DeJesus calls the citizenship clinics, which are already a staple among Texas AFT affiliates, “one of the most groundbreaking civic engagement programs in the entire American labor movement,” and one that embodies the AFT’s “freedom to thrive agenda.”
On March 30 and again on April 20, HCTA and HSEF will welcome members and their families to their offices for informational sessions, reviewing requirements for naturalization and determining whether people may be eligible. More than 100 people have already signed up to attend.
Additional sessions, with legal experts and AFT staff on hand as guides, will help with the details of actual applications and required paperwork, allowing participants to leave ready to mail in their applications.

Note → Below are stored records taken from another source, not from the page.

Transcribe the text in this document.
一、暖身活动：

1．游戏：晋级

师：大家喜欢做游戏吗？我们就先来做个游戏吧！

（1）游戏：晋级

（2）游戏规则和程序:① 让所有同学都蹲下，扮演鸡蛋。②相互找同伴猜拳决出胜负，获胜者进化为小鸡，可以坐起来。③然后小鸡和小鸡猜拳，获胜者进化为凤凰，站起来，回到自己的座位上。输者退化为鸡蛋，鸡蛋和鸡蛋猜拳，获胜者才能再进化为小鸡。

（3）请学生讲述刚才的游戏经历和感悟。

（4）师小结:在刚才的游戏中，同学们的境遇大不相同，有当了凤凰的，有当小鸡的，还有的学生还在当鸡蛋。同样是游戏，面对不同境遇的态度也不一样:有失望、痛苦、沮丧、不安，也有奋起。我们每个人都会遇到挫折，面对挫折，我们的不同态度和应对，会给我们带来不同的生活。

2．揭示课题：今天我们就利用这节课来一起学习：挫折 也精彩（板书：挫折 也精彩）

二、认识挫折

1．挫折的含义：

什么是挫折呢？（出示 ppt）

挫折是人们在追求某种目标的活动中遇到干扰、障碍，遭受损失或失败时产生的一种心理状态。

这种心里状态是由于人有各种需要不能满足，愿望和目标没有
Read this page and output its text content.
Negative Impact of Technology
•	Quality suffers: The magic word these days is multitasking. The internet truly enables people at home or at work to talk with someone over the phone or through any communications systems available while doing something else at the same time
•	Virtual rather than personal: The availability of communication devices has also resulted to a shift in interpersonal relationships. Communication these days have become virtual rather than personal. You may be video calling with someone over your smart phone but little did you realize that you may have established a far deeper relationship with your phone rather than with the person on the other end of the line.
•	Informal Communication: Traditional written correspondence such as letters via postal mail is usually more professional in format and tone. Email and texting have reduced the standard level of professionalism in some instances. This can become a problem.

“We all know the naturalization process is complicated and very expensive,” said DeJesus. The $725 naturalization application fee, legal fees, questionnaires and forms can be intimidating. “That’s why this program is a game changer,” she said. The AFT provides free guidance, including pro bono legal consultation.
There are more than 9 million immigrants who are eligible for naturalization across the United States. Florida alone has more than 880,000, said DeJesus, and more than 60,000 of them are in Hillsborough, Pasco and Pinellas counties. Many are among the custodians, bus drivers, maintenance workers and food service staff who are members of the Hillsborough School Employees Federation, said HSEF President Iran Alicea. “I represent almost 80 percent of Hispanics who work for the school district as support personnel,” he said. “A lot of them can’t afford to even apply for citizenship.”
The kickoff event, held on the steps of HCTA’s offices in Tampa, showed how community partnerships have strengthened the movement toward citizenship and voting rights. “We are ready to help achieve the true American dream,” said Soraya Marquez, state director of Mi Familia Vota, a leader in voting rights and civic engagement for Latino people. Basma Alawee, of the National Partnership for New Americans, described NPNA’s campaign to naturalize 2 million citizens by the end of 2022. “Currently one in ten U.S. voters are naturalized citizens,” said Alawee. “Our vote is critical, and it’s growing.”
Other speakers included Javier de la Vega Vargas, from the Mexican Consulate in Orlando;
HCTA President Rob Kriete; and Florida Education Association Vice President Carole Gauronskas.
“We know with all of the things that are happening all over the world how fragile democracy can be,” said AFT Secretary-Treasurer Fedrick Ingram. “We have to strengthen that cornerstone. So we have to make sure that anybody who wants to be a citizen of this country, can be a citizen of this country.”